Dive in Style founder Tim Simond shares some of his thoughts on the Turks and Caicos Islands, a remote Caribbean chain he has visited many times over the past two decades.

Twenty years ago these scraps of low lying scrub were an almost forgotten relic of the British Colonial Empire, indeed the first cars only appeared in these islands a little over 40 years ago; truly, the forgotten Caribbean when I first discovered them longer ago than I care to recall! Since that time there has been an explosion of development, some of it reckless and ill conceived, but there are still remote pockets that host some of the best white sand beaches and azure waters you could hope to find.

Twenty years ago, as you sped across the miles of shallow sandbanks to the best dive sites, French Cay, Sand Bore Channel and West Sand Spit, your boat would cleave through a carpet of eagle rays feasting on the shallow conchs. Needless to say, the conchs are now all fished out and so the eagle rays have retreated to deeper waters but they are still regular visitors.

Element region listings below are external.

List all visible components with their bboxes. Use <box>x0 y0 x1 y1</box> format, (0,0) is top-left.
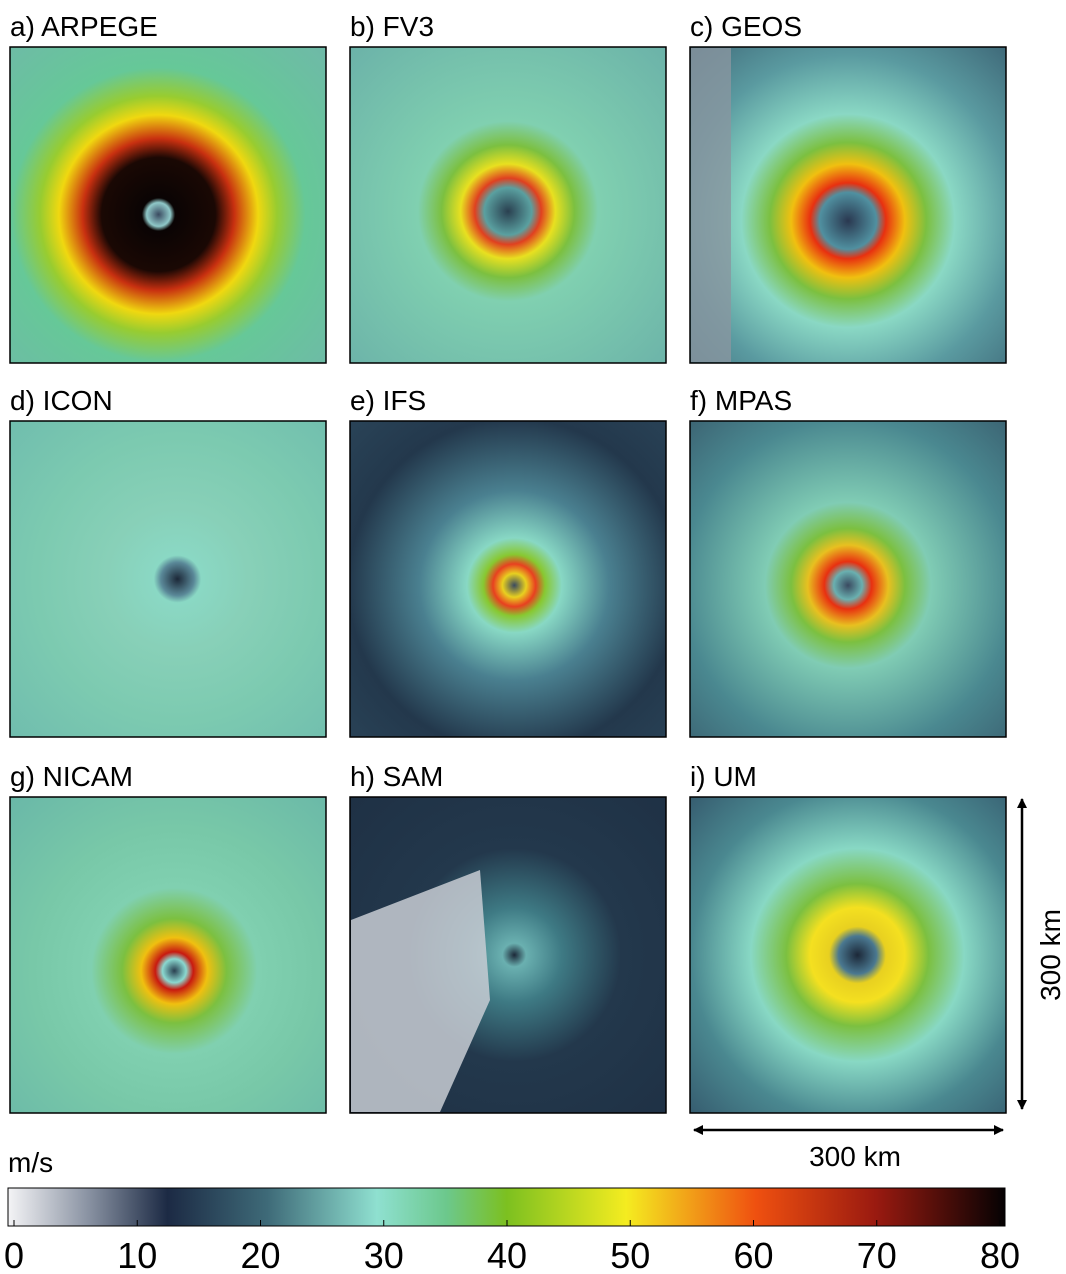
panel-map <box>349 420 667 738</box>
colorbar <box>7 1187 1006 1227</box>
panel-label: e) IFS <box>350 385 426 416</box>
colorbar-unit: m/s <box>8 1147 53 1178</box>
colorbar-tick-label: 70 <box>857 1235 897 1274</box>
panel-label: f) MPAS <box>690 385 792 416</box>
panel-label: d) ICON <box>10 385 113 416</box>
panel-map <box>689 420 1007 738</box>
colorbar-tick-label: 30 <box>364 1235 404 1274</box>
panel-label: g) NICAM <box>10 761 133 792</box>
colorbar-tick-label: 80 <box>980 1235 1020 1274</box>
panel-map <box>9 796 327 1114</box>
colorbar-tick-label: 50 <box>610 1235 650 1274</box>
colorbar-tick-label: 60 <box>733 1235 773 1274</box>
land <box>691 48 731 362</box>
panel-label: i) UM <box>690 761 757 792</box>
scale-y-label: 300 km <box>1035 909 1066 1001</box>
scale-x-label: 300 km <box>809 1141 901 1172</box>
panel-map <box>689 796 1007 1114</box>
colorbar-tick-label: 10 <box>117 1235 157 1274</box>
colorbar-tick-label: 0 <box>4 1235 24 1274</box>
land <box>351 870 490 1112</box>
colorbar-tick-label: 20 <box>240 1235 280 1274</box>
colorbar-tick-label: 40 <box>487 1235 527 1274</box>
panel-map <box>689 46 1007 364</box>
panel-label: a) ARPEGE <box>10 11 158 42</box>
panel-label: h) SAM <box>350 761 443 792</box>
panel-map <box>9 420 327 738</box>
panel-map <box>349 46 667 364</box>
panel-map <box>9 46 327 364</box>
panel-label: b) FV3 <box>350 11 434 42</box>
panel-label: c) GEOS <box>690 11 802 42</box>
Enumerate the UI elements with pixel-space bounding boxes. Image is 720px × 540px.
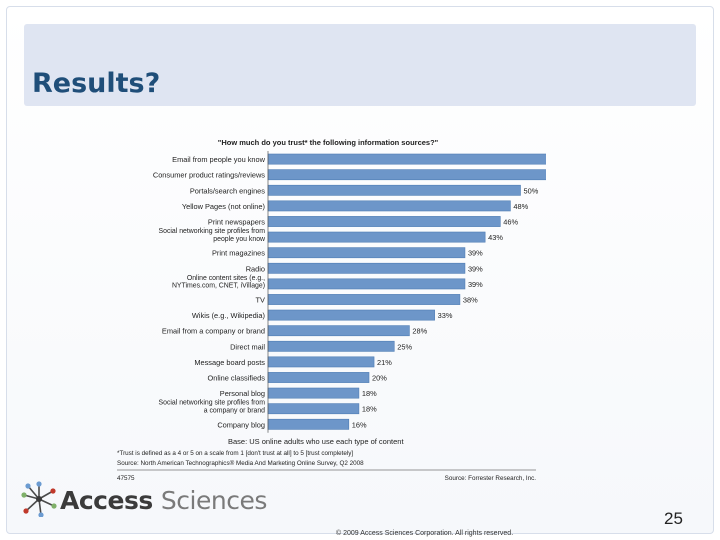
value-label: 38% [463, 296, 478, 305]
value-label: 39% [468, 249, 483, 258]
title-band [24, 24, 696, 106]
bars-layer: Email from people you know77%Consumer pr… [153, 151, 546, 433]
category-label: Company blog [217, 420, 265, 429]
value-label: 21% [377, 358, 392, 367]
category-label: TV [256, 296, 266, 305]
trust-bar [267, 387, 360, 399]
copyright-notice: © 2009 Access Sciences Corporation. All … [336, 530, 514, 537]
category-label: people you know [213, 236, 265, 243]
page-number: 25 [664, 509, 683, 528]
category-label: Online content sites (e.g., [187, 275, 265, 282]
logo-wordmark: Access Sciences [60, 486, 267, 515]
category-label: Online classifieds [207, 374, 265, 383]
starburst-logo-icon [21, 481, 57, 518]
category-label: NYTimes.com, CNET, iVillage) [172, 283, 265, 290]
category-label: Email from people you know [172, 155, 266, 164]
source-credit: Source: Forrester Research, Inc. [445, 475, 537, 482]
value-label: 20% [372, 374, 387, 383]
category-label: Email from a company or brand [162, 327, 265, 336]
trust-bar [267, 356, 375, 368]
logo-word-sciences: Sciences [160, 486, 267, 515]
trust-bar [267, 403, 360, 415]
category-label: Direct mail [230, 342, 265, 351]
category-label: Portals/search engines [190, 186, 265, 195]
category-label: Consumer product ratings/reviews [153, 171, 265, 180]
value-label: 48% [513, 202, 528, 211]
access-sciences-logo: Access Sciences [20, 481, 267, 518]
category-label: a company or brand [204, 407, 265, 414]
trust-bar [267, 216, 501, 227]
footnote-trust: *Trust is defined as a 4 or 5 on a scale… [117, 450, 353, 457]
trust-bar [267, 231, 486, 243]
value-label: 33% [438, 311, 453, 320]
category-label: Print magazines [212, 249, 265, 258]
category-label: Social networking site profiles from [159, 400, 266, 407]
trust-bar [267, 418, 350, 430]
trust-bar [267, 169, 546, 181]
category-label: Yellow Pages (not online) [182, 202, 265, 211]
value-label: 50% [524, 186, 539, 195]
trust-bar [267, 325, 410, 337]
value-label: 43% [488, 233, 503, 242]
trust-bar [267, 372, 370, 383]
base-note: Base: US online adults who use each type… [228, 437, 404, 446]
category-label: Message board posts [194, 358, 265, 367]
category-label: Print newspapers [208, 218, 265, 227]
trust-bar [267, 184, 521, 196]
value-label: 39% [468, 264, 483, 273]
category-label: Radio [246, 264, 265, 273]
slide-title: Results? [32, 68, 161, 99]
footnote-source: Source: North American Technographics® M… [117, 459, 364, 467]
logo-word-access: Access [60, 486, 153, 515]
chart-svg: "How much do you trust* the following in… [117, 138, 546, 482]
trust-bar [267, 294, 461, 305]
value-label: 18% [362, 405, 377, 414]
trust-bar [267, 340, 395, 352]
category-label: Social networking site profiles from [159, 228, 266, 235]
value-label: 18% [362, 389, 377, 398]
category-label: Wikis (e.g., Wikipedia) [192, 311, 265, 320]
value-label: 39% [468, 280, 483, 289]
chart-title: "How much do you trust* the following in… [218, 138, 439, 147]
trust-bar [267, 200, 511, 212]
value-label: 28% [412, 327, 427, 336]
value-label: 16% [352, 420, 367, 429]
figure-id: 47575 [117, 475, 135, 482]
trust-chart: "How much do you trust* the following in… [116, 130, 546, 486]
trust-bar [267, 153, 546, 165]
value-label: 46% [503, 218, 518, 227]
trust-bar [267, 309, 435, 321]
value-label: 25% [397, 342, 412, 351]
trust-bar [267, 262, 466, 274]
category-label: Personal blog [220, 389, 265, 398]
trust-bar [267, 247, 466, 259]
trust-bar [267, 278, 466, 290]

Grace Bay is home to a legion of excellent resorts, such as the lovely Point Grace, fronting onto a relatively busy but perfect strand of white sand regularly voted amongst the world's top ten, but if you want something more removed from the mainstream then Amanyara has the answer with the local dive boat often picking you up right from the beach. Venture a little further afield and really get away from it all at the Meridian Club on Pine Cay, a 15-minute boat ride from Big Blue, the islands premier dive operation, or if diving is less important, the more distant celeb filled Parrot Cay.

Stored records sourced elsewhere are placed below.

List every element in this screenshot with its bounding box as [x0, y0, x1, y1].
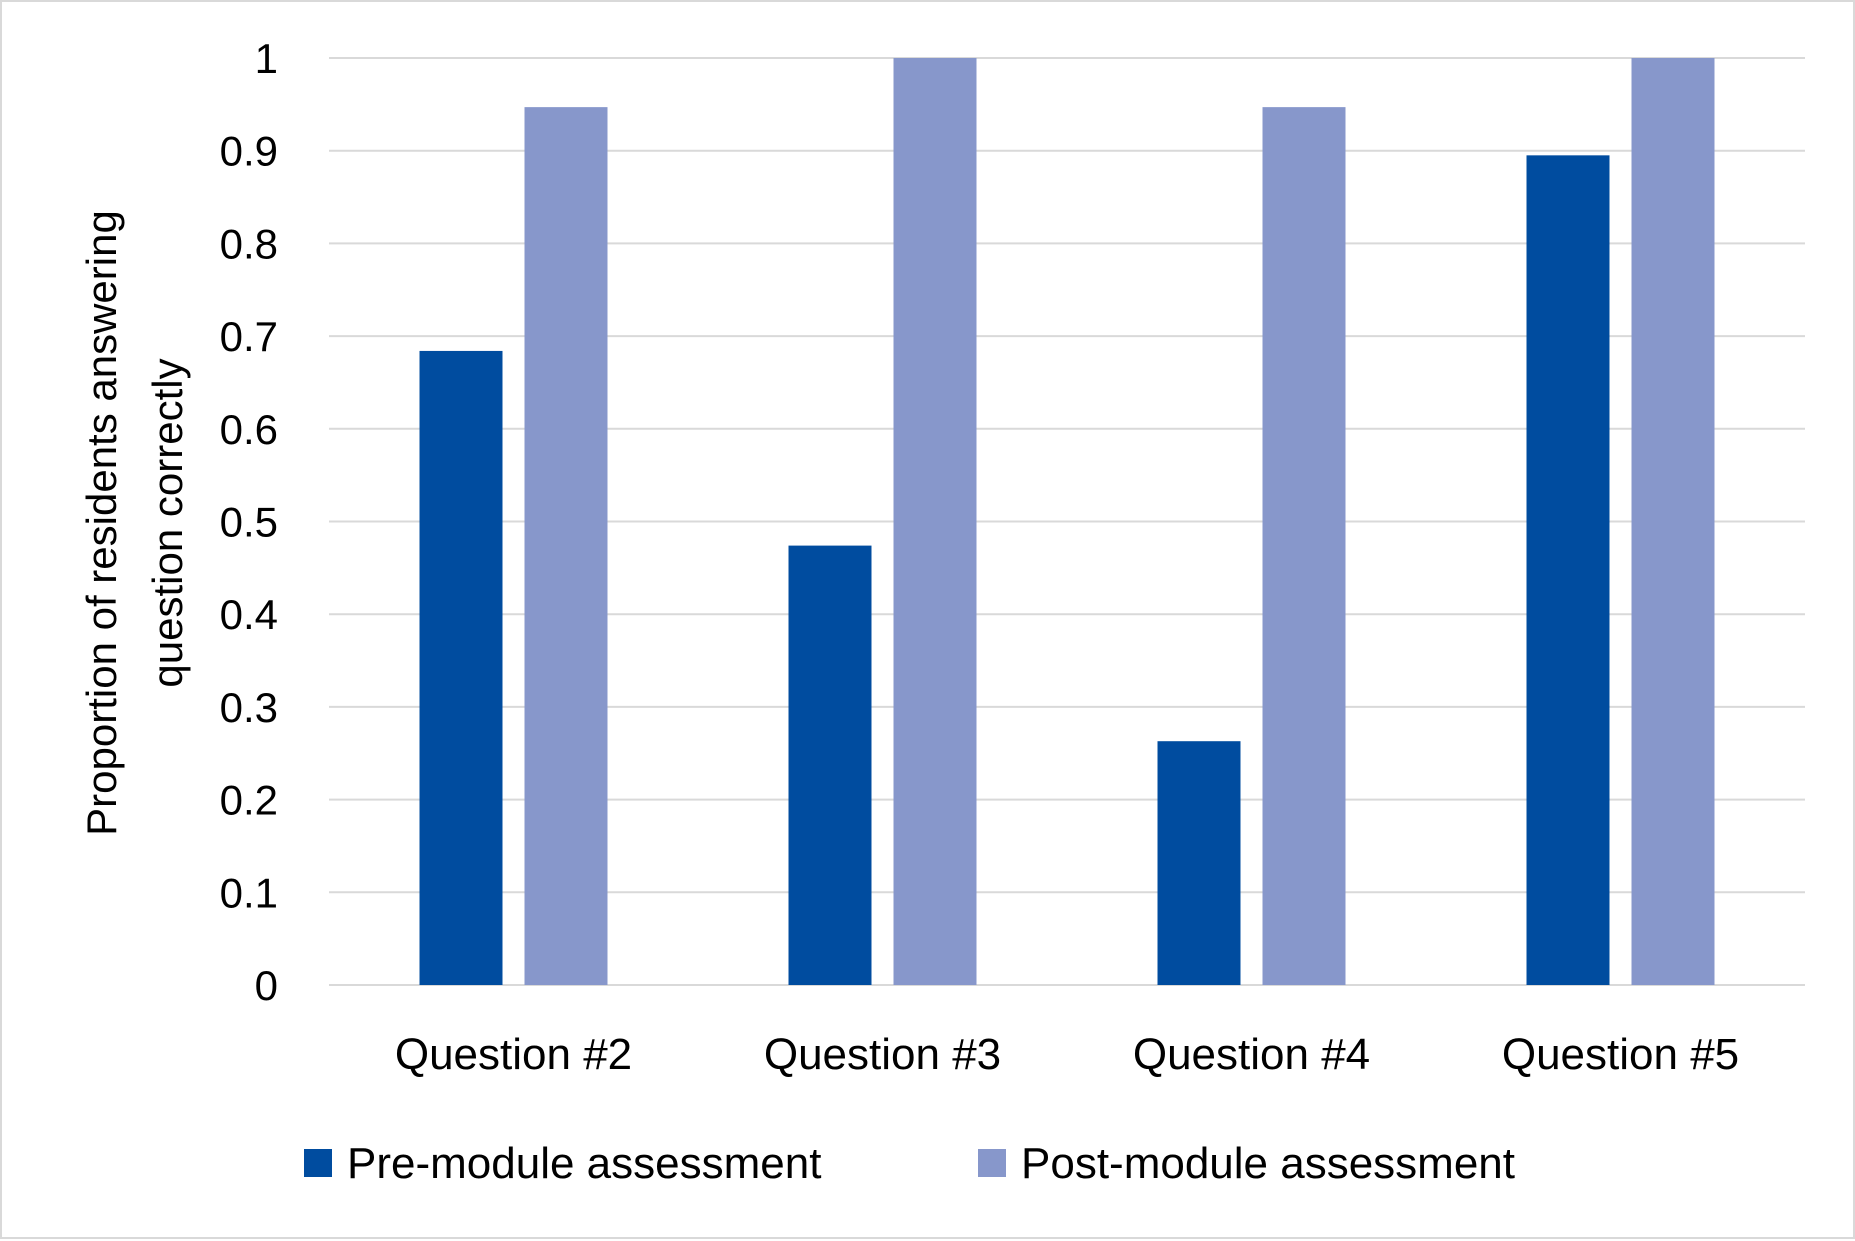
y-tick-label: 0.3 — [220, 684, 278, 731]
y-tick-label: 0.2 — [220, 777, 278, 824]
bar-post-3 — [1262, 107, 1346, 986]
y-tick-label: 1 — [255, 35, 278, 82]
y-tick-label: 0.6 — [220, 406, 278, 453]
y-axis-title-line-1: Proportion of residents answering — [78, 210, 125, 836]
y-tick-label: 0.5 — [220, 499, 278, 546]
y-axis-title-line-2: question correctly — [144, 358, 191, 687]
bar-pre-3 — [1157, 741, 1241, 985]
y-tick-label: 0.9 — [220, 128, 278, 175]
y-tick-label: 0.7 — [220, 313, 278, 360]
bar-post-4 — [1631, 58, 1715, 985]
y-tick-label: 0.1 — [220, 869, 278, 916]
legend: Pre-module assessment Post-module assessm… — [304, 1139, 1515, 1188]
y-tick-label: 0 — [255, 962, 278, 1009]
legend-label-pre: Pre-module assessment — [347, 1139, 821, 1188]
x-axis-categories: Question #2 Question #3 Question #4 Questio… — [395, 1030, 1739, 1079]
x-category-label: Question #3 — [764, 1030, 1001, 1079]
bar-pre-2 — [788, 545, 872, 985]
legend-swatch-post — [978, 1149, 1006, 1177]
bar-pre-4 — [1526, 155, 1610, 985]
y-tick-label: 0.4 — [220, 591, 278, 638]
bar-post-2 — [893, 58, 977, 985]
bars — [419, 58, 1715, 986]
y-axis-title: Proportion of residents answering questi… — [78, 210, 191, 836]
legend-label-post: Post-module assessment — [1021, 1139, 1515, 1188]
bar-pre-1 — [419, 350, 503, 985]
y-axis-ticks: 0 0.1 0.2 0.3 0.4 0.5 0.6 0.7 0.8 0.9 1 — [220, 35, 278, 1009]
x-category-label: Question #5 — [1502, 1030, 1739, 1079]
bar-post-1 — [524, 107, 608, 986]
y-tick-label: 0.8 — [220, 220, 278, 267]
legend-swatch-pre — [304, 1149, 332, 1177]
x-category-label: Question #2 — [395, 1030, 632, 1079]
x-category-label: Question #4 — [1133, 1030, 1370, 1079]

As to the diving, the principle thrill here is wall diving with the reefs dropping away thousands of feet beneath you where you will find green and hawksbill turtles, eagle rays, grey reef sharks, the occasional great hammerhead and even the fast disappearing goliath grouper; over the twenty years I have visited the islands, I have seen them all here. Add in Jo Jo the local friendly dolphin who often seeks out the company of humans, and even the possibility of a passing humpback whale or whale shark and you have some of the best diving in the Caribbean.